The potential refinancing follows better than expected earnings for 2012 of £60m, along with a successful store expansion programme that has outpaced both US and Asian rivals.

Bridgepoint, which owns the sandwich chain, has launched a “beauty parade” for banks after months of speculation that the company might be gearing up for a public market listing.

However, insiders now say Bridgepoint will extend its ownership for a few more years, while possibly paying itself a dividend and raising cash for more expansion.

Although no final board decision has been taken, it is likely that the company will look to raise a sum equivalent to between three and six times its earnings, which could be as much as £360m.

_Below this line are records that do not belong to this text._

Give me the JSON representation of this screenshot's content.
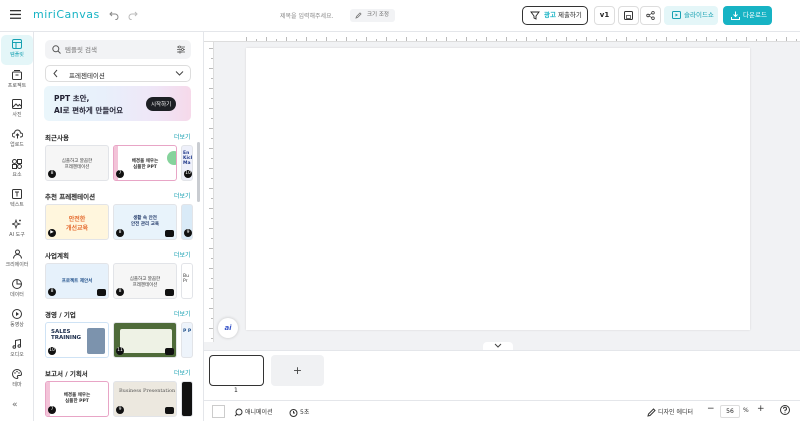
{
  "app": {
    "logo": "miriCanvas",
    "doc_title_placeholder": "제목을 입력해주세요.",
    "resize_label": "크기 조정"
  },
  "toolbar": {
    "ad_badge": "광고",
    "submit_label": "제출하기",
    "version": "v1",
    "slideshow": "슬라이드쇼",
    "download": "다운로드"
  },
  "rail": [
    {
      "label": "템플릿",
      "icon": "template-icon"
    },
    {
      "label": "프로젝트",
      "icon": "project-icon"
    },
    {
      "label": "사진",
      "icon": "photo-icon"
    },
    {
      "label": "업로드",
      "icon": "upload-icon"
    },
    {
      "label": "요소",
      "icon": "elements-icon"
    },
    {
      "label": "텍스트",
      "icon": "text-icon"
    },
    {
      "label": "AI 도구",
      "icon": "ai-tools-icon"
    },
    {
      "label": "크리에이터",
      "icon": "creator-icon"
    },
    {
      "label": "데이터",
      "icon": "data-icon"
    },
    {
      "label": "동영상",
      "icon": "video-icon"
    },
    {
      "label": "오디오",
      "icon": "audio-icon"
    },
    {
      "label": "테마",
      "icon": "theme-icon"
    }
  ],
  "panel": {
    "search_placeholder": "템플릿 검색",
    "category": "프레젠테이션",
    "banner": {
      "line1": "PPT 초안,",
      "line2": "AI로 편하게 만들어요",
      "cta": "시작하기"
    },
    "more_label": "더보기",
    "sections": [
      {
        "title": "최근사용",
        "thumbs": [
          {
            "num": "8",
            "caption": "심플하고 깔끔한\n프레젠테이션"
          },
          {
            "num": "7",
            "caption": "배경을 채우는\n심플한 PPT"
          },
          {
            "num": "10",
            "caption": "En Kick Ma"
          }
        ]
      },
      {
        "title": "추천 프레젠테이션",
        "thumbs": [
          {
            "num": "",
            "caption": "안전한\n개선교육"
          },
          {
            "num": "8",
            "caption": "생활 속 안전\n안전 관리 교육"
          },
          {
            "num": "9",
            "caption": ""
          }
        ]
      },
      {
        "title": "사업계획",
        "thumbs": [
          {
            "num": "8",
            "caption": "프로젝트 제안서"
          },
          {
            "num": "8",
            "caption": "심플하고 깔끔한\n프레젠테이션"
          },
          {
            "num": "",
            "caption": "Bu Pr"
          }
        ]
      },
      {
        "title": "경영 / 기업",
        "thumbs": [
          {
            "num": "10",
            "caption": "SALES TRAINING"
          },
          {
            "num": "11",
            "caption": ""
          },
          {
            "num": "",
            "caption": "P P"
          }
        ]
      },
      {
        "title": "보고서 / 기획서",
        "thumbs": [
          {
            "num": "7",
            "caption": "배경을 채우는\n심플한 PPT"
          },
          {
            "num": "9",
            "caption": "Business Presentation"
          },
          {
            "num": "",
            "caption": ""
          }
        ]
      }
    ]
  },
  "filmstrip": {
    "slide_number": "1"
  },
  "bottom": {
    "animation": "애니메이션",
    "duration": "5초",
    "design_editor": "디자인 에디터",
    "zoom": "56",
    "zoom_unit": "%"
  },
  "colors": {
    "accent": "#17b3c4",
    "dark": "#1d1f24"
  }
}
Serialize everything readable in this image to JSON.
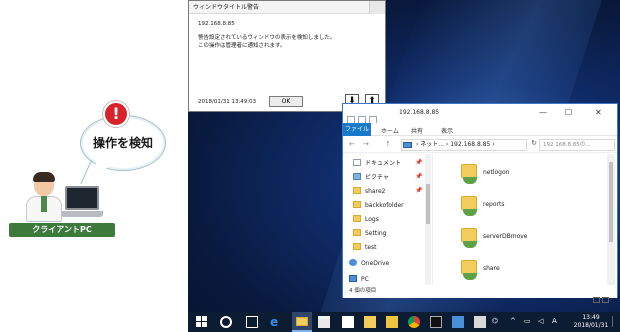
{
  "illustration": {
    "bubble_text": "操作を検知",
    "alert_symbol": "!",
    "client_label": "クライアントPC"
  },
  "warning_dialog": {
    "title": "ウィンドウタイトル警告",
    "ip": "192.168.8.85",
    "message_line1": "警告設定されているウィンドウの表示を検知しました。",
    "message_line2": "この操作は管理者に通知されます。",
    "timestamp": "2018/01/31 13:49:03",
    "ok_label": "OK",
    "down_arrow": "⬇",
    "up_arrow": "⬆"
  },
  "explorer": {
    "title": "192.168.8.85",
    "minimize": "—",
    "maximize": "☐",
    "close": "✕",
    "ribbon": {
      "file": "ファイル",
      "home": "ホーム",
      "share": "共有",
      "view": "表示"
    },
    "address": {
      "back": "←",
      "forward": "→",
      "up": "↑",
      "path": "› ネット... › 192.168.8.85 ›",
      "dropdown": "⌄",
      "refresh": "↻",
      "search_placeholder": "192.168.8.85の..."
    },
    "nav_items": [
      {
        "label": "ドキュメント",
        "icon": "document-icon",
        "pinned": true
      },
      {
        "label": "ピクチャ",
        "icon": "pictures-icon",
        "pinned": true
      },
      {
        "label": "share2",
        "icon": "folder-icon",
        "pinned": true
      },
      {
        "label": "backkofolder",
        "icon": "folder-icon",
        "pinned": false
      },
      {
        "label": "Logs",
        "icon": "folder-icon",
        "pinned": false
      },
      {
        "label": "Setting",
        "icon": "folder-icon",
        "pinned": false
      },
      {
        "label": "test",
        "icon": "folder-icon",
        "pinned": false
      },
      {
        "label": "OneDrive",
        "icon": "onedrive-icon",
        "pinned": false
      },
      {
        "label": "PC",
        "icon": "pc-icon",
        "pinned": false
      }
    ],
    "pin_glyph": "📌",
    "shares": [
      "netlogon",
      "reports",
      "serverDBmove",
      "share"
    ],
    "status_text": "4 個の項目"
  },
  "taskbar": {
    "edge_glyph": "e",
    "tray": {
      "people": "⌬",
      "chevron": "^",
      "network": "▭",
      "volume": "◁",
      "ime": "A"
    },
    "time": "13:49",
    "date": "2018/01/31"
  },
  "colors": {
    "accent": "#1979ca",
    "alert": "#d8232a",
    "client_label_bg": "#3b7a3a",
    "folder": "#f3cc5b",
    "desktop": "#0f2c6a"
  }
}
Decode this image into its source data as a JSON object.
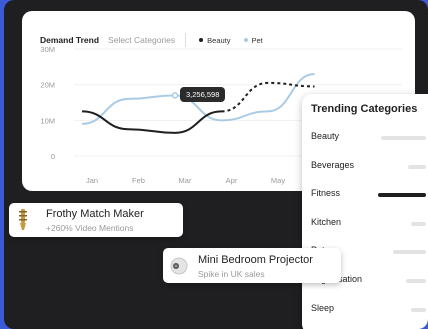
{
  "chart": {
    "title": "Demand Trend",
    "select": "Select Categories",
    "tooltip": "3,256,598",
    "colors": {
      "beauty": "#1f1f1f",
      "pet": "#a9cbe6"
    }
  },
  "chart_data": {
    "type": "line",
    "categories": [
      "Jan",
      "Feb",
      "Mar",
      "Apr",
      "May"
    ],
    "y_ticks": [
      "30M",
      "20M",
      "10M",
      "0"
    ],
    "ylim": [
      0,
      30
    ],
    "series": [
      {
        "name": "Beauty",
        "values": [
          12.5,
          7.5,
          6.5,
          12.5,
          20.5,
          19.5
        ]
      },
      {
        "name": "Pet",
        "values": [
          9,
          16,
          17,
          10,
          12.5,
          23
        ]
      }
    ],
    "x_positions": [
      0,
      1,
      2,
      3,
      4,
      5
    ],
    "grid": true,
    "legend": "top"
  },
  "trending": {
    "title": "Trending Categories",
    "items": [
      {
        "label": "Beauty",
        "active": false,
        "bar_fill": 0.9
      },
      {
        "label": "Beverages",
        "active": false,
        "bar_fill": 0.35
      },
      {
        "label": "Fitness",
        "active": true,
        "bar_fill": 0.95
      },
      {
        "label": "Kitchen",
        "active": false,
        "bar_fill": 0.3
      },
      {
        "label": "Pet",
        "active": false,
        "bar_fill": 0.65
      },
      {
        "label": "Organisation",
        "active": false,
        "bar_fill": 0.4
      },
      {
        "label": "Sleep",
        "active": false,
        "bar_fill": 0.3
      }
    ]
  },
  "products": [
    {
      "name": "Frothy Match Maker",
      "sub": "+260% Video Mentions",
      "icon": "frother-icon"
    },
    {
      "name": "Mini Bedroom Projector",
      "sub": "Spike in UK sales",
      "icon": "projector-icon"
    }
  ]
}
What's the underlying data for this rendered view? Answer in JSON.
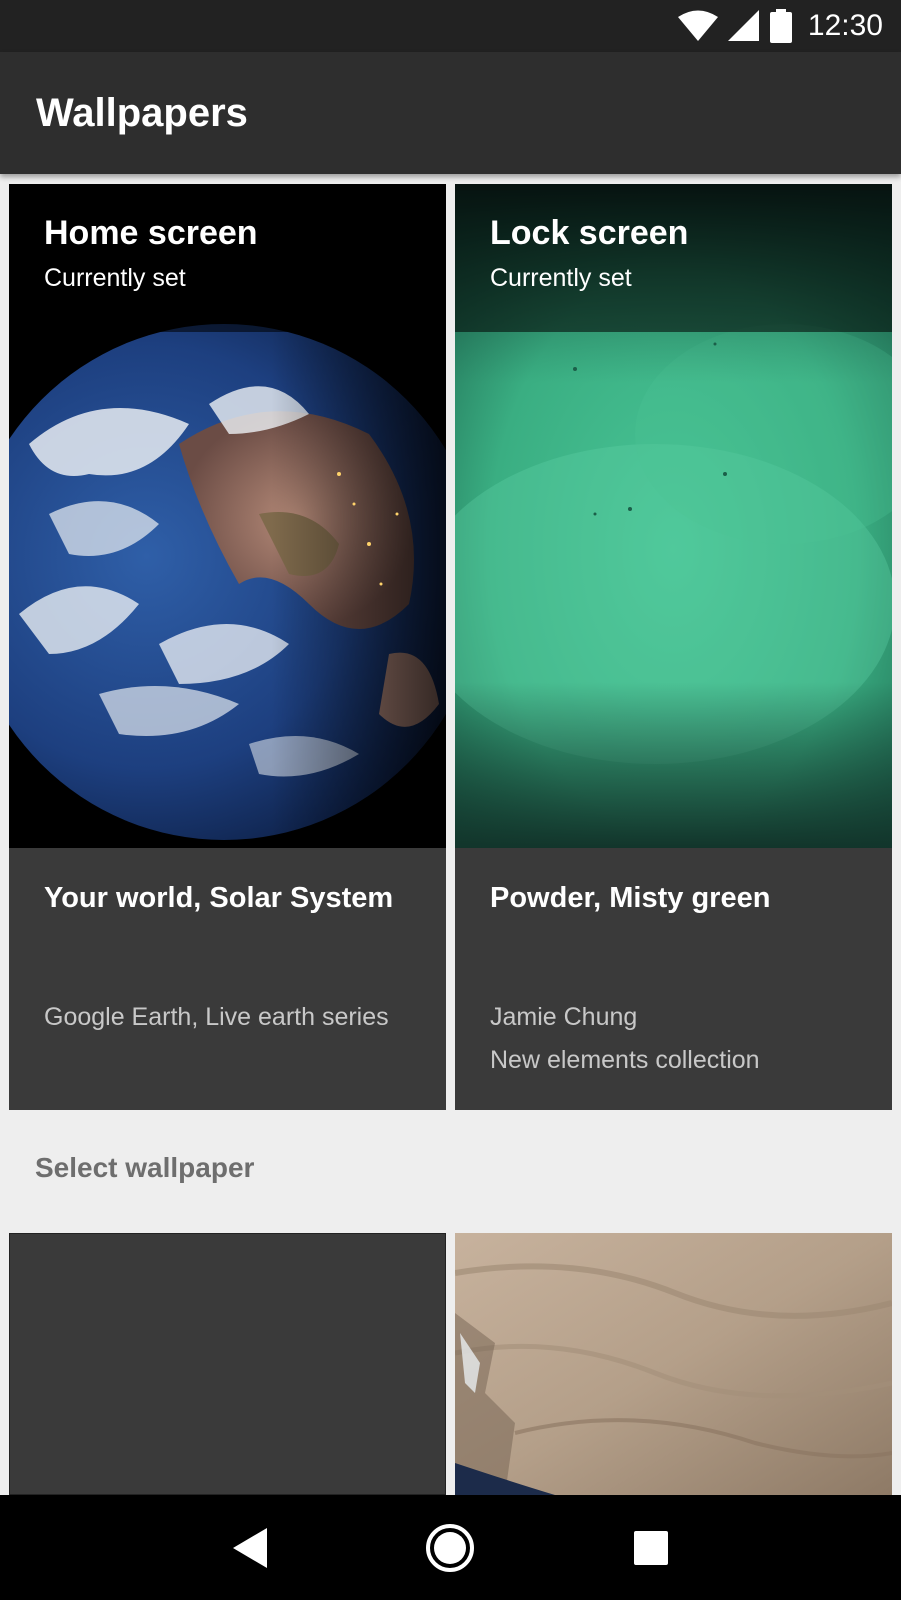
{
  "status_bar": {
    "time": "12:30",
    "icons": [
      "wifi-icon",
      "cell-signal-icon",
      "battery-icon"
    ]
  },
  "app_bar": {
    "title": "Wallpapers"
  },
  "current_wallpapers": [
    {
      "screen": "Home screen",
      "status": "Currently set",
      "title": "Your world, Solar System",
      "attribution": [
        "Google Earth, Live earth series"
      ]
    },
    {
      "screen": "Lock screen",
      "status": "Currently set",
      "title": "Powder, Misty green",
      "attribution": [
        "Jamie Chung",
        "New elements collection"
      ]
    }
  ],
  "select_section": {
    "label": "Select wallpaper"
  },
  "nav_bar": {
    "icons": [
      "back-icon",
      "home-icon",
      "recents-icon"
    ]
  },
  "colors": {
    "status_bar": "#222222",
    "app_bar": "#2e2e2e",
    "card_bg": "#3a3a3a",
    "page_bg": "#eeeeee",
    "lock_green": "#3fbf8e"
  }
}
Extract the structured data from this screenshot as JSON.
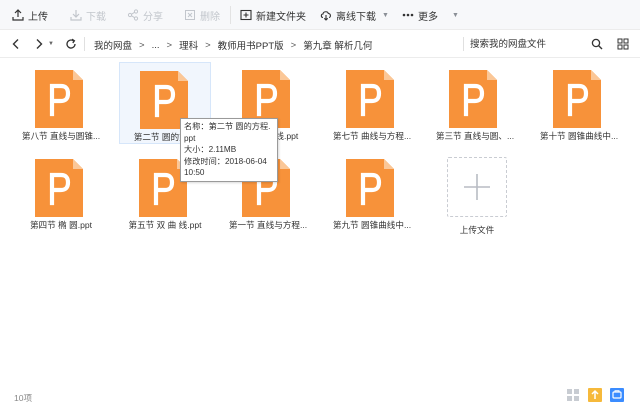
{
  "toolbar": {
    "upload": "上传",
    "download": "下载",
    "share": "分享",
    "delete": "删除",
    "new_folder": "新建文件夹",
    "offline_download": "离线下载",
    "more": "更多"
  },
  "breadcrumb": {
    "root": "我的网盘",
    "ellipsis": "...",
    "level1": "理科",
    "level2": "教师用书PPT版",
    "level3": "第九章  解析几何"
  },
  "search": {
    "placeholder": "搜索我的网盘文件"
  },
  "files": [
    {
      "name": "第八节  直线与圆锥..."
    },
    {
      "name": "第二节  圆的方程"
    },
    {
      "name": "第六节 ... 线.ppt"
    },
    {
      "name": "第七节  曲线与方程..."
    },
    {
      "name": "第三节  直线与圆、..."
    },
    {
      "name": "第十节  圆锥曲线中..."
    },
    {
      "name": "第四节   椭    圆.ppt"
    },
    {
      "name": "第五节  双 曲 线.ppt"
    },
    {
      "name": "第一节  直线与方程..."
    },
    {
      "name": "第九节  圆锥曲线中..."
    }
  ],
  "upload_tile": {
    "label": "上传文件"
  },
  "tooltip": {
    "name_line1": "名称：第二节  圆的方程.",
    "name_line2": "ppt",
    "size": "大小：2.11MB",
    "modified_line1": "修改时间：2018-06-04",
    "modified_line2": "10:50"
  },
  "status": {
    "count": "10项"
  },
  "colors": {
    "ppt_orange": "#f7923a",
    "ppt_fold": "#fbc797",
    "accent_blue": "#3b8cff",
    "toolbar_bg": "#f7f8fa"
  },
  "icons": [
    "upload-icon",
    "download-icon",
    "share-icon",
    "delete-icon",
    "new-folder-icon",
    "cloud-download-icon",
    "more-icon",
    "back-icon",
    "forward-icon",
    "refresh-icon",
    "search-icon",
    "grid-view-icon",
    "ppt-file-icon",
    "plus-icon"
  ]
}
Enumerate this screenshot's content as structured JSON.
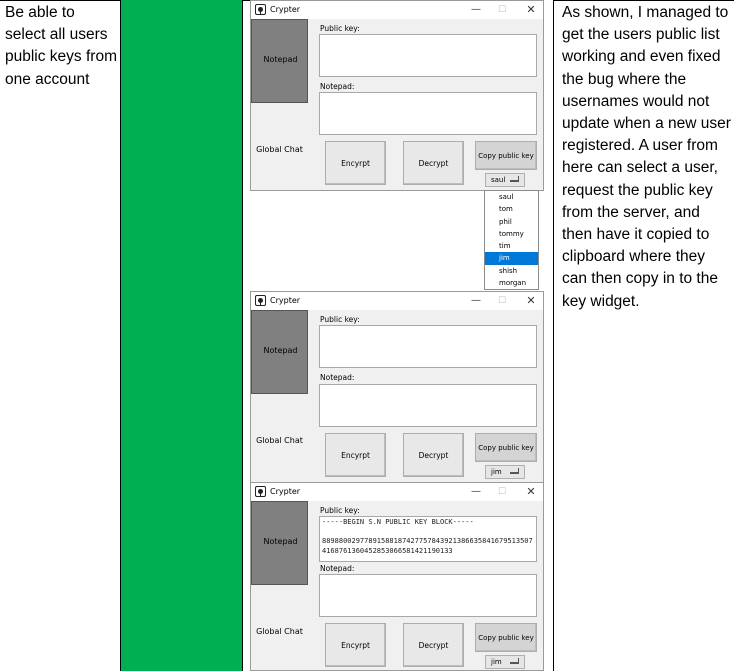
{
  "requirement_text": "Be able to select all users public keys from one account",
  "notes_text": "As shown, I managed to get the users public list working and even fixed the bug where the usernames would not update when a new user registered. A user from here can select a user, request the public key from the server, and then have it copied to clipboard where they can then copy in to the key widget.",
  "status_color": "#00b050",
  "app": {
    "window_title": "Crypter",
    "icon": "padlock-icon",
    "sidebar": {
      "notepad": "Notepad",
      "global_chat": "Global Chat"
    },
    "labels": {
      "public_key": "Public key:",
      "notepad": "Notepad:"
    },
    "buttons": {
      "encrypt": "Encyrpt",
      "decrypt": "Decrypt",
      "copy_public_key": "Copy public key"
    },
    "window_controls": {
      "minimize": "—",
      "maximize": "☐",
      "close": "✕"
    }
  },
  "windows": [
    {
      "selected_user": "saul",
      "public_key_text": ""
    },
    {
      "selected_user": "jim",
      "public_key_text": ""
    },
    {
      "selected_user": "jim",
      "public_key_text": "-----BEGIN S.N PUBLIC KEY BLOCK-----\n\n889880029778915881874277578439213866358416795135074168761360452853066581421190133"
    }
  ],
  "user_dropdown": {
    "options": [
      "saul",
      "tom",
      "phil",
      "tommy",
      "tim",
      "jim",
      "shish",
      "morgan"
    ],
    "highlighted": "jim"
  }
}
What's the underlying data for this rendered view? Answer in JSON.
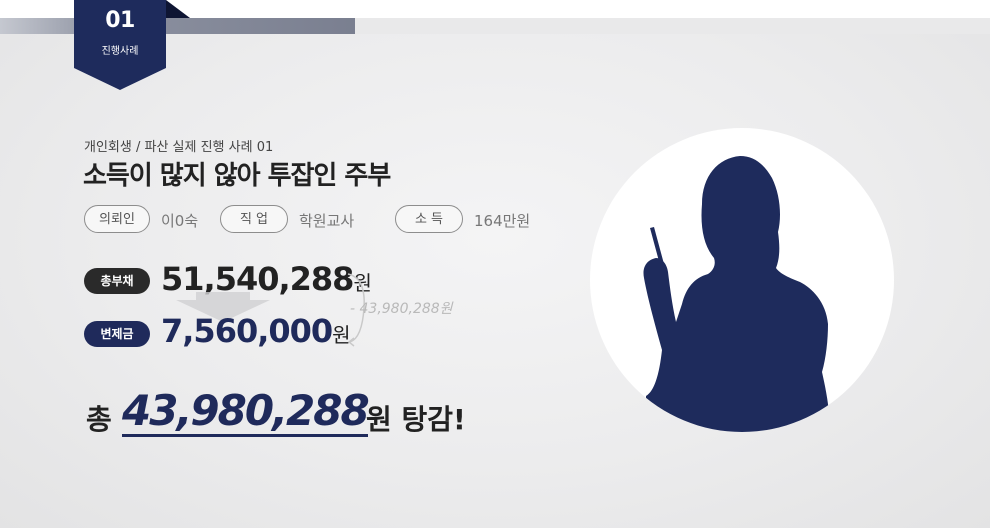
{
  "badge": {
    "number": "01",
    "label": "진행사례"
  },
  "case": {
    "subtitle": "개인회생 / 파산 실제 진행 사례 01",
    "title": "소득이 많지 않아 투잡인 주부"
  },
  "info": [
    {
      "label": "의뢰인",
      "value": "이0숙"
    },
    {
      "label": "직 업",
      "value": "학원교사"
    },
    {
      "label": "소 득",
      "value": "164만원"
    }
  ],
  "debt": {
    "label": "총부채",
    "amount": "51,540,288",
    "unit": "원"
  },
  "repay": {
    "label": "변제금",
    "amount": "7,560,000",
    "unit": "원"
  },
  "difference": "- 43,980,288원",
  "total": {
    "prefix": "총",
    "amount": "43,980,288",
    "suffix": "원 탕감!"
  },
  "colors": {
    "navy": "#1f2a5b",
    "dark": "#222222",
    "badge": "#1e2b5c"
  },
  "icons": {
    "silhouette": "person-silhouette-icon",
    "arrow": "down-arrow-icon"
  }
}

“This is a great British success story, it is making great progress in the US, it is motoring in Asia and has had a fantastic start in France,” said William Jackson, chairman of Pret a Manger and managing partner of Bridgepoint.

“In a pretty tricky retail environment, Pret has done very well. But it has done that by sticking to detail and keeping to its core values.”

Clive Schlee, Pret a Manger’s chief executive, said the sandwich chain was “a special company” that has been nimble enough to make the best of a difficult high street environment.

“We have also been a beneficiary of the declining UK high street,” said Mr Schlee.

“The way we have expanded, and the size of the shop spaces we have been able to rent could never have happened five years ago.”

Mr Schlee said the dramatic changes in UK high streets have opened the doors to up to 70pc reductions in rental contracts, allowing the sandwich store to take shops as big as 3000 square feet.

“The problems of the high street are well rehearsed. But there are opportunities out there. But you need to provide an experience for the consumer,” he said.

“Luckily no one is selling sandwiches on the internet.”

Pret was founded by university friends, Sinclair Beecham and Julian Metcalf, in 1986. They wanted to sell fresh sandwiches to a booming new breed of food fans yearning for more than a limp ham sandwich and a Kit-Kat for lunch.

Pret and similar chains have shifted British lunchtime eating habits and introduced hot Swedish meat ball sandwiches to the everyday culinary lexicon.

Over the years the two founders have courted controversy, first when they sold a stake to McDonald’s and then when they sold a 15pc stake to Goldman Sachs (NYSE: GS-PB - news) . Since then, McDonald’s and Goldman have sold out, with management and the founders holding a 30pc stake and Bridgepoint the remainder.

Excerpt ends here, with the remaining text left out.